# Programmierkabel für JUMO Messumformer,bzw Anschlussbelegung



## dollmas (5 Februar 2006)

Hallo, 
ich habe mehrere JUMO Zweidraht Meßumformer mit digitaler Einstellung.

JUMO dTRANS T03 B

Auf der Webseite von Jumo hab ich zwar die standard Anschlussbelegung gefunden, jedoch die Serielle Schnittstelle ist nicht weiter beschrieben. 
Momentan ist der Meßbereich von -50° bis +50° eingestellt. Ich möchte jedoch von ca. 0-120° messen können.

Hat irgendjemand die Anschlussbelegung der Schnittstelle (das wäre schon mal ein Anfang     ) dieses Umformers?
Muss die orginal Jumo Software zum Programmieren genutzt werden oder gibt es was vergleichbares?

Kann ich anders den Meßbereich erweitern?

Danke schon mal...

mfg Tom


----------



## Minisalami (7 Februar 2006)

*Jumo dtrans*

Habe mal die Anschlußbelegung herauszufinden. Die Programmierschnittstelle ist die dunklen Bereich quadratische Vertiefung
mit den 4Pins. Das weißt du wohl schon.
Es gibt dazu ein Standartkabel VARTN:95/00301315
das ist dummerweise auf der anderen Site in einem Doppel Sub D  25/9 
mit einer Decoder Platine versehen. 
Kann dir das Kabel ausleihen. Software habe ich nicht dazu . Aber wie ich 
Jumo kenne haben die ihr "Know How" geschütz. Und es lohnt sich nicht wegen einen MU den Aufwand zu Betreiben. Habe noch einen Haufen alter MU´s die das ohne Programmieraufwand machen. 
Die Platine vom Decoder hat Übrigens die Nummer 206754-27
vieleicht ist dir der Typ bekannt.


----------



## dollmas (9 Februar 2006)

Hallo, 

danke schon mal fürs Angebot! Dann muss ich mal schauen ob ich die Software irgendwo auftreibe.
Evtl. komm ich auf dich nochmal zurück!

Wo bekommt man günstige Messumformer (bei denen man auch selbst den Meßbereich bestimmen kann, z.B. mit Lötbrücke wie bei den alten Jumo's). Wenn ich so in ebay schaue, dann muss ich gut mit 50€ pro Umformer rechnen.....

Danke 
Tom


----------



## dollmas (9 April 2006)

*Hab einen!!*

Hallo zusammen,
hab mir jetzt so ein Kabel + Software selbst zugelegt! Falls jemand Bedarf zum Umstellen eines Umformers hat, kann sich gerne bei mir melden...

Tom


----------



## Conan100 (29 März 2007)

Hallo Tom,

ich bin günstig an einen Jumo dTRANS T02 gekommen. Und nun suche ich das ganze Web durch um erstmal irgendwie an die Software + Kabel zu kommen, außer es bei Jumo zu bestellen.
Wo hast du dein Kabel + Software her? War das Zeug teuer?

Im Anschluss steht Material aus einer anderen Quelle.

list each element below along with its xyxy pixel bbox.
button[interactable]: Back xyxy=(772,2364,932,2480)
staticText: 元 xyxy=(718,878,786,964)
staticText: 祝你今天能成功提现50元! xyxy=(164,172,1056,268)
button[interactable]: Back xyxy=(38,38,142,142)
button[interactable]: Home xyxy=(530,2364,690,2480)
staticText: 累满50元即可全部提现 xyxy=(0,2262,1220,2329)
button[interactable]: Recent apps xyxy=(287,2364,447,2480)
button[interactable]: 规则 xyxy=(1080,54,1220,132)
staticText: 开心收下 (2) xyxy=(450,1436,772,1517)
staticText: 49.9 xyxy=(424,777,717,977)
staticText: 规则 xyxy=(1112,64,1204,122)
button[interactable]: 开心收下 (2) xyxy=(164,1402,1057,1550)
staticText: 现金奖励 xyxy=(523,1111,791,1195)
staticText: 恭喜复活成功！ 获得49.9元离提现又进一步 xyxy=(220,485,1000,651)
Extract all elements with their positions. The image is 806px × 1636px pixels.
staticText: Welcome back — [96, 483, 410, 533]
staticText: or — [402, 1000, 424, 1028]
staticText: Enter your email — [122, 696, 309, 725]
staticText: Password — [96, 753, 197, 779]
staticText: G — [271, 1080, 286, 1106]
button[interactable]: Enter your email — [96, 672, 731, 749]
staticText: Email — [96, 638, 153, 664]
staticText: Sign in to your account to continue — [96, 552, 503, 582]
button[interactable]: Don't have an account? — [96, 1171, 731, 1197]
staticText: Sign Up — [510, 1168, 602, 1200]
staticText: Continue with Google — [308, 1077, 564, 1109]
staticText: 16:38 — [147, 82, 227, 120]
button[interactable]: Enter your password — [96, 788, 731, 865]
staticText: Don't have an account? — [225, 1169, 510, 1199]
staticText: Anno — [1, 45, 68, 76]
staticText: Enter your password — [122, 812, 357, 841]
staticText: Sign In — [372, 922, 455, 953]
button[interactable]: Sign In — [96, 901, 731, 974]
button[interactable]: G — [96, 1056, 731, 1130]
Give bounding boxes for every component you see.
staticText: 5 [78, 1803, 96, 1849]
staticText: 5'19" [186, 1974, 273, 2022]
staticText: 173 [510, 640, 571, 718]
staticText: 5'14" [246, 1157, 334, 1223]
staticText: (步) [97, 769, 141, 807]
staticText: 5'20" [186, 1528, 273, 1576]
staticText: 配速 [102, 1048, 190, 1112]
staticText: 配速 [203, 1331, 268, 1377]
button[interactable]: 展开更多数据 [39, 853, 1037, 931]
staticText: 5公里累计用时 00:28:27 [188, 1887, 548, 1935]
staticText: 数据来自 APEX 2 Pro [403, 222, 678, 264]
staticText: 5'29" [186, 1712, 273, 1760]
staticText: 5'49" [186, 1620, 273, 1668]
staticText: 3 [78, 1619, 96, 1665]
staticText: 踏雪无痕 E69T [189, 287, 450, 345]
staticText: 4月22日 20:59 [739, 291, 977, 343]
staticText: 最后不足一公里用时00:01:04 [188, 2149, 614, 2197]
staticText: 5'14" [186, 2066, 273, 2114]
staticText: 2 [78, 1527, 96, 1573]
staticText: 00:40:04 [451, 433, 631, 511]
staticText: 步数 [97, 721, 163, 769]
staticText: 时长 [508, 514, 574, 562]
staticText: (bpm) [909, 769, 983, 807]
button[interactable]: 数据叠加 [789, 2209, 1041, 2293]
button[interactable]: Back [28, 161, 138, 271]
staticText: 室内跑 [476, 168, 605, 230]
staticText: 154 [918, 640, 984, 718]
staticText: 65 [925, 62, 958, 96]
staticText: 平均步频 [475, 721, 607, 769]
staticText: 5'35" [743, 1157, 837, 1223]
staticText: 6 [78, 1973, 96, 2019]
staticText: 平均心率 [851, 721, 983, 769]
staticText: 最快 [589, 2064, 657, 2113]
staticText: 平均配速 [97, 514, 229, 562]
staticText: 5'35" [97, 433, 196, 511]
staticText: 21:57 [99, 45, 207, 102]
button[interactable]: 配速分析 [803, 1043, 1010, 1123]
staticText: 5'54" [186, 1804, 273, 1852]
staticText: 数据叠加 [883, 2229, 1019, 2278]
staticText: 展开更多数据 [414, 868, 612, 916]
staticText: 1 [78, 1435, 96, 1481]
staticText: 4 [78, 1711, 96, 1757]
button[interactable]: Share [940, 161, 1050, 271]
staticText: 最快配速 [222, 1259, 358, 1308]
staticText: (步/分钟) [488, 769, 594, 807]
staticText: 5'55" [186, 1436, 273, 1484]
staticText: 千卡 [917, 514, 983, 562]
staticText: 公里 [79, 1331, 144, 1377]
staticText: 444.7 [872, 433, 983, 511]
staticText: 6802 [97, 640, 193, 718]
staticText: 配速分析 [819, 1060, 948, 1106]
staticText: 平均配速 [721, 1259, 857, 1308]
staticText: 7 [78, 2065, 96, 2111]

(Probelem ist, das Konfigurationsmenü ist gesperrt. Ich will ihn von PT100 auf PT1000 umstellen. Dieses soll sich nur mit dem PC-Setupprogramm entsperren lassen.)

MfG
Torsten


----------



## dollmas (2 April 2007)

Hallo,
ich habe das Programmierkabel dann schließlich bei Jumo bestellt, da ich keinen anderen Anbieter fand... Allerdings hat mich das Kabel mit Software ca 120€ gekostet (wenn ich mich recht erinnern kann).

Das Umstellen des Messbereichs ist aber nicht mal so einfach wie ich dachte, (mit einem Mausklick ist das nicht getan), man braucht Widerstände zum Abgleichen usw...

Wenn die Umstellung von PT100 auf PT1000 auch möglich ist, wird das aber vielleicht einfacher sein. Ich kann mir meinen Sensor nochmal anschauen und dir Bescheid geben.. Falls es möglich ist, könnte ich ihn dir auch Umstellen..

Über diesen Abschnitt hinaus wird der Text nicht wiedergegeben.